Richard H. Kirk and Sheffield’s Cabaret Voltaire is part of that test pattern electronica lot. Formed in 1973 with Stephen Mallinder and Chris Watson, and named after the Zürich night spot that housed the early members of the Dada movement, Cabaret Voltaire trafficked as much in gray performance art as they did spookily ugly pre-industrial metal machine music, found sound, musique concrète, and tape machine tones. DIY to the max, but going nowhere, CV kept most punks at bay with their alarming, abrasive sound (I mean, punk at least used the familiar terrain of guitars-drums-bass and chords) until they became the darlings of the Rough Trade/Factory/Mute label set and danz-muzik aficionados who wanted to think as much as they wanted to groove. 

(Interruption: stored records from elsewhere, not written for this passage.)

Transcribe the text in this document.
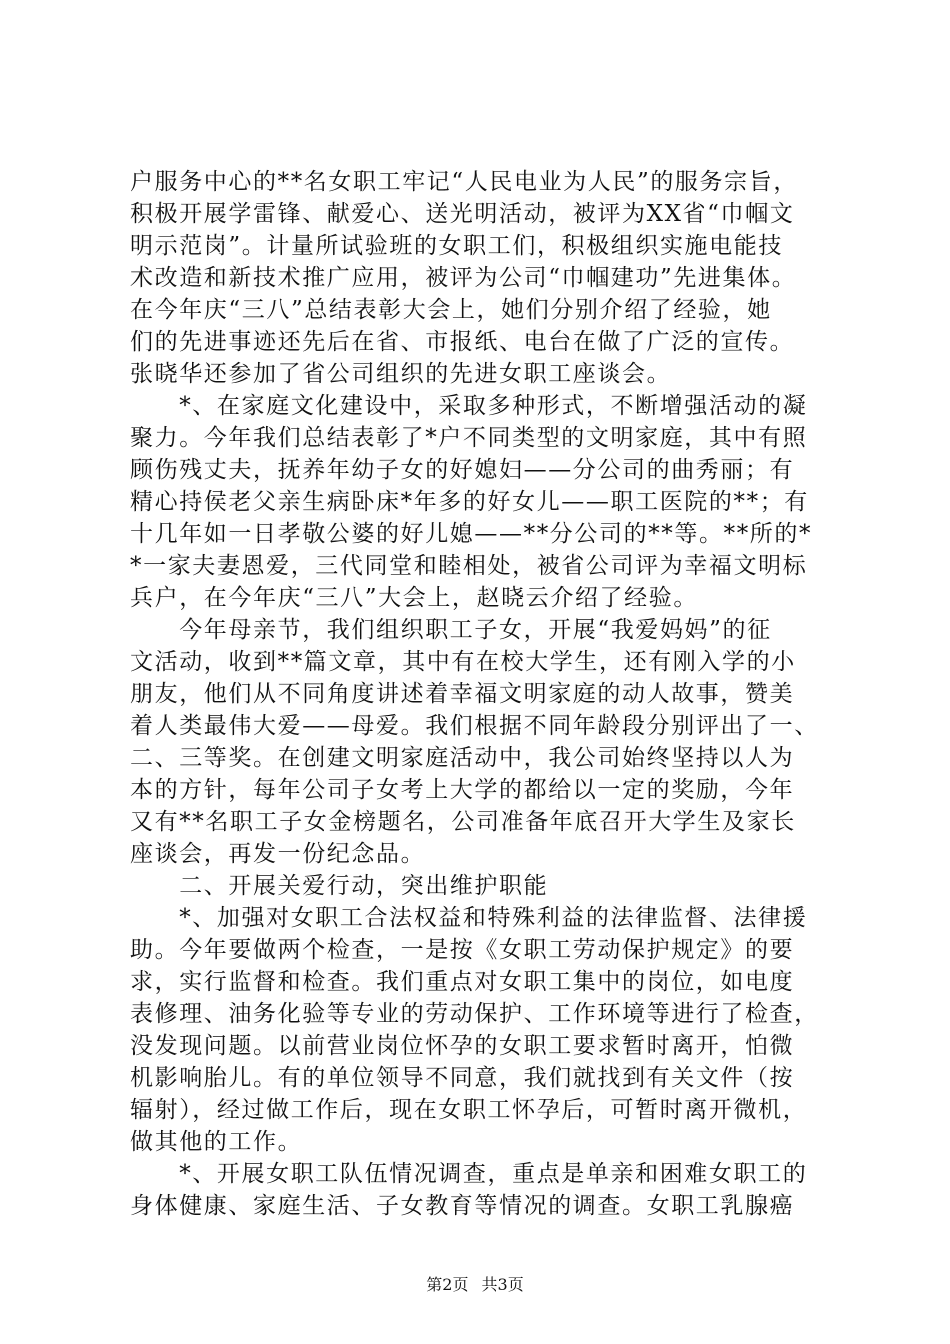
户服务中心的**名女职工牢记“人民电业为人民”的服务宗旨，
积极开展学雷锋、献爱心、送光明活动，被评为XX省“巾帼文
明示范岗”。计量所试验班的女职工们，积极组织实施电能技
术改造和新技术推广应用，被评为公司“巾帼建功”先进集体。
在今年庆“三八”总结表彰大会上，她们分别介绍了经验，她
们的先进事迹还先后在省、市报纸、电台在做了广泛的宣传。
张晓华还参加了省公司组织的先进女职工座谈会。
　　*、在家庭文化建设中，采取多种形式，不断增强活动的凝
聚力。今年我们总结表彰了*户不同类型的文明家庭，其中有照
顾伤残丈夫，抚养年幼子女的好媳妇——分公司的曲秀丽；有
精心持侯老父亲生病卧床*年多的好女儿——职工医院的**；有
十几年如一日孝敬公婆的好儿媳——**分公司的**等。**所的*
*一家夫妻恩爱，三代同堂和睦相处，被省公司评为幸福文明标
兵户，在今年庆“三八”大会上，赵晓云介绍了经验。
　　今年母亲节，我们组织职工子女，开展“我爱妈妈”的征
文活动，收到**篇文章，其中有在校大学生，还有刚入学的小
朋友，他们从不同角度讲述着幸福文明家庭的动人故事，赞美
着人类最伟大爱——母爱。我们根据不同年龄段分别评出了一、
二、三等奖。在创建文明家庭活动中，我公司始终坚持以人为
本的方针，每年公司子女考上大学的都给以一定的奖励，今年
又有**名职工子女金榜题名，公司准备年底召开大学生及家长
座谈会，再发一份纪念品。
　　二、开展关爱行动，突出维护职能
　　*、加强对女职工合法权益和特殊利益的法律监督、法律援
助。今年要做两个检查，一是按《女职工劳动保护规定》的要
求，实行监督和检查。我们重点对女职工集中的岗位，如电度
表修理、油务化验等专业的劳动保护、工作环境等进行了检查，
没发现问题。以前营业岗位怀孕的女职工要求暂时离开，怕微
机影响胎儿。有的单位领导不同意，我们就找到有关文件（按
辐射），经过做工作后，现在女职工怀孕后，可暂时离开微机，
做其他的工作。
　　*、开展女职工队伍情况调查，重点是单亲和困难女职工的
身体健康、家庭生活、子女教育等情况的调查。女职工乳腺癌
第2页 共3页
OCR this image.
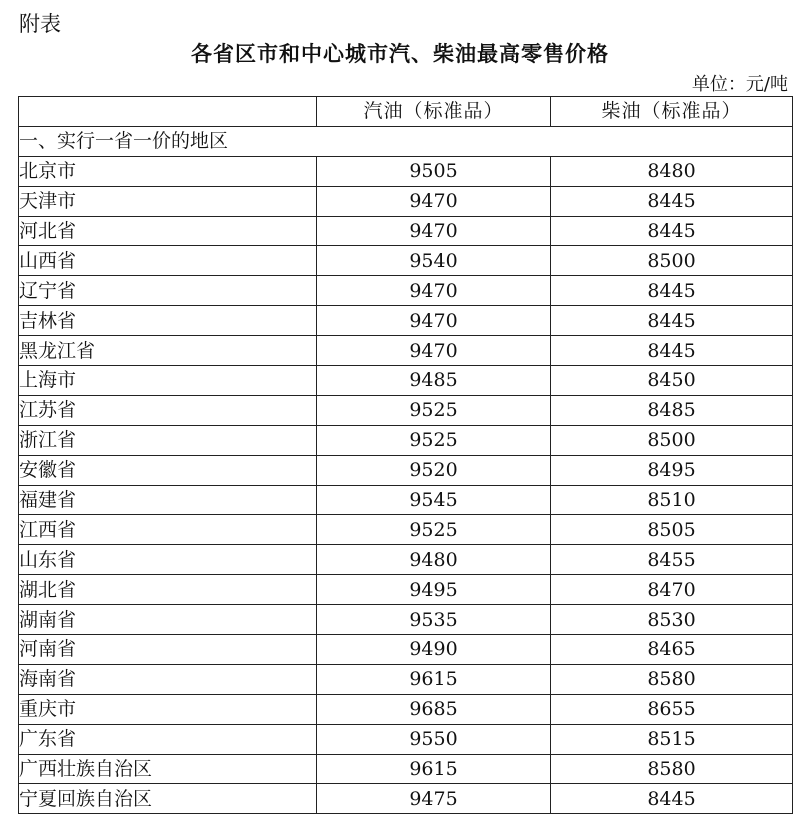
附表
各省区市和中心城市汽、柴油最高零售价格
单位：元/吨
	汽油（标准品）	柴油（标准品）
一、实行一省一价的地区		
北京市	9505	8480
天津市	9470	8445
河北省	9470	8445
山西省	9540	8500
辽宁省	9470	8445
吉林省	9470	8445
黑龙江省	9470	8445
上海市	9485	8450
江苏省	9525	8485
浙江省	9525	8500
安徽省	9520	8495
福建省	9545	8510
江西省	9525	8505
山东省	9480	8455
湖北省	9495	8470
湖南省	9535	8530
河南省	9490	8465
海南省	9615	8580
重庆市	9685	8655
广东省	9550	8515
广西壮族自治区	9615	8580
宁夏回族自治区	9475	8445
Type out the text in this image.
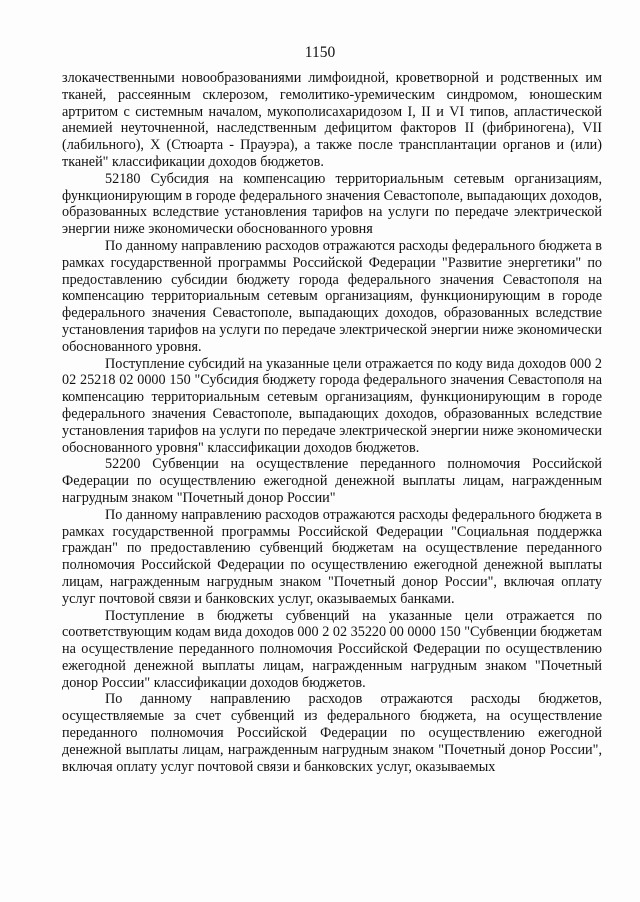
1150

злокачественными новообразованиями лимфоидной, кроветворной и родственных им тканей, рассеянным склерозом, гемолитико-уремическим синдромом, юношеским артритом с системным началом, мукополисахаридозом I, II и VI типов, апластической анемией неуточненной, наследственным дефицитом факторов II (фибриногена), VII (лабильного), X (Стюарта - Прауэра), а также после трансплантации органов и (или) тканей" классификации доходов бюджетов.

52180 Субсидия на компенсацию территориальным сетевым организациям, функционирующим в городе федерального значения Севастополе, выпадающих доходов, образованных вследствие установления тарифов на услуги по передаче электрической энергии ниже экономически обоснованного уровня

По данному направлению расходов отражаются расходы федерального бюджета в рамках государственной программы Российской Федерации "Развитие энергетики" по предоставлению субсидии бюджету города федерального значения Севастополя на компенсацию территориальным сетевым организациям, функционирующим в городе федерального значения Севастополе, выпадающих доходов, образованных вследствие установления тарифов на услуги по передаче электрической энергии ниже экономически обоснованного уровня.

Поступление субсидий на указанные цели отражается по коду вида доходов 000 2 02 25218 02 0000 150 "Субсидия бюджету города федерального значения Севастополя на компенсацию территориальным сетевым организациям, функционирующим в городе федерального значения Севастополе, выпадающих доходов, образованных вследствие установления тарифов на услуги по передаче электрической энергии ниже экономически обоснованного уровня" классификации доходов бюджетов.

52200 Субвенции на осуществление переданного полномочия Российской Федерации по осуществлению ежегодной денежной выплаты лицам, награжденным нагрудным знаком "Почетный донор России"

По данному направлению расходов отражаются расходы федерального бюджета в рамках государственной программы Российской Федерации "Социальная поддержка граждан" по предоставлению субвенций бюджетам на осуществление переданного полномочия Российской Федерации по осуществлению ежегодной денежной выплаты лицам, награжденным нагрудным знаком "Почетный донор России", включая оплату услуг почтовой связи и банковских услуг, оказываемых банками.

Поступление в бюджеты субвенций на указанные цели отражается по соответствующим кодам вида доходов 000 2 02 35220 00 0000 150 "Субвенции бюджетам на осуществление переданного полномочия Российской Федерации по осуществлению ежегодной денежной выплаты лицам, награжденным нагрудным знаком "Почетный донор России" классификации доходов бюджетов.

По данному направлению расходов отражаются расходы бюджетов, осуществляемые за счет субвенций из федерального бюджета, на осуществление переданного полномочия Российской Федерации по осуществлению ежегодной денежной выплаты лицам, награжденным нагрудным знаком "Почетный донор России", включая оплату услуг почтовой связи и банковских услуг, оказываемых
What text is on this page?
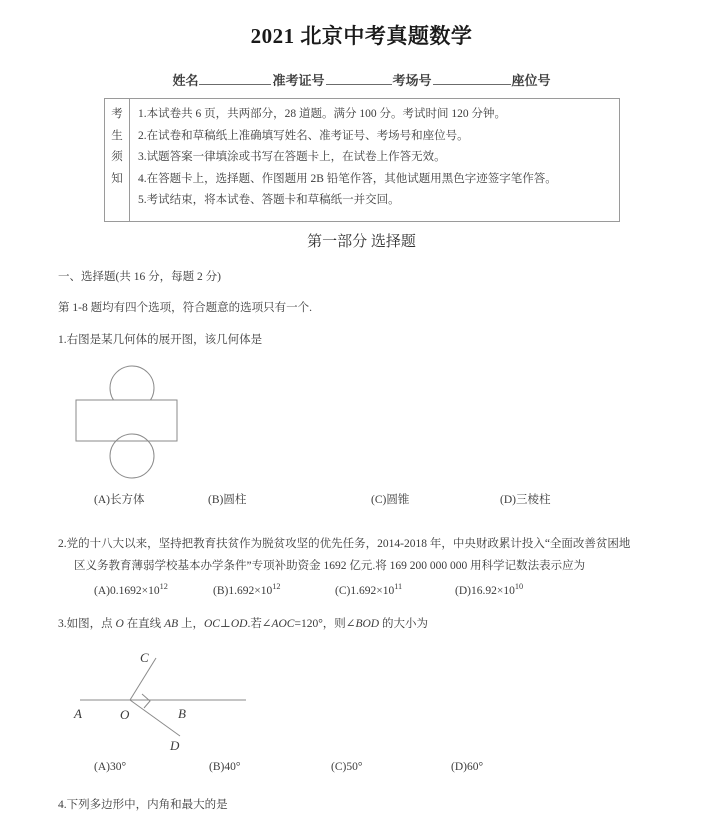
2021 北京中考真题数学
姓名	准考证号	考场号	座位号
考
生
须
知
1.本试卷共 6 页，共两部分，28 道题。满分 100 分。考试时间 120 分钟。
2.在试卷和草稿纸上准确填写姓名、准考证号、考场号和座位号。
3.试题答案一律填涂或书写在答题卡上，在试卷上作答无效。
4.在答题卡上，选择题、作图题用 2B 铅笔作答，其他试题用黑色字迹签字笔作答。
5.考试结束，将本试卷、答题卡和草稿纸一并交回。
第一部分 选择题
一、选择题(共 16 分，每题 2 分)
第 1-8 题均有四个选项，符合题意的选项只有一个.
1.右图是某几何体的展开图，该几何体是
(A)长方体	(B)圆柱	(C)圆锥	(D)三棱柱
2.党的十八大以来，坚持把教育扶贫作为脱贫攻坚的优先任务，2014-2018 年，中央财政累计投入“全面改善贫困地
区义务教育薄弱学校基本办学条件”专项补助资金 1692 亿元.将 169 200 000 000 用科学记数法表示应为
$(A)0.1692\times 10^{12}$	$(B)1.692\times 10^{12}$	$(C)1.692\times 10^{11}$	$(D)16.92\times 10^{10}$
3.如图，点 O 在直线 AB 上，OC⊥OD.若∠AOC=120°，则∠BOD 的大小为
A	O	B
C
D
(A)30°	(B)40°	(C)50°	(D)60°
4.下列多边形中，内角和最大的是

They broke up in 1994, but, as of 2014, the project’s been resuscitated as just mopey old Kirk by his lonesome making still-intrusive, small-sounding electronic noise, yet endearingly, and with nagging catchiness in their subtle hooks—all through what sounds like a badly recorded micro-house 12-inch played into a paper towel roll with a tin can banging high up in the mix. And that’s a compliment, because it takes real commitment to make the hidden speech (a CV specialty), undulating toy drum machine pulse, and melted house clang of “The Power (Of Their Knowledge)” a worthy vessel.

I don’t know how much—if any—of Shadow is computer programmed. Back in the day, however, Kirk & Co. just used cheap, beat-up synths and old drum machines—a dark, moist beyond-vintage brand of electro that CV has hardly updated on the dub reggae-inspired “Microscopic Flesh Fragment,” the acidic housed “Universal Energy,” and the bent and crotchety techno “Papa Nine Zero Delta United.” Nice to hear that some things never change.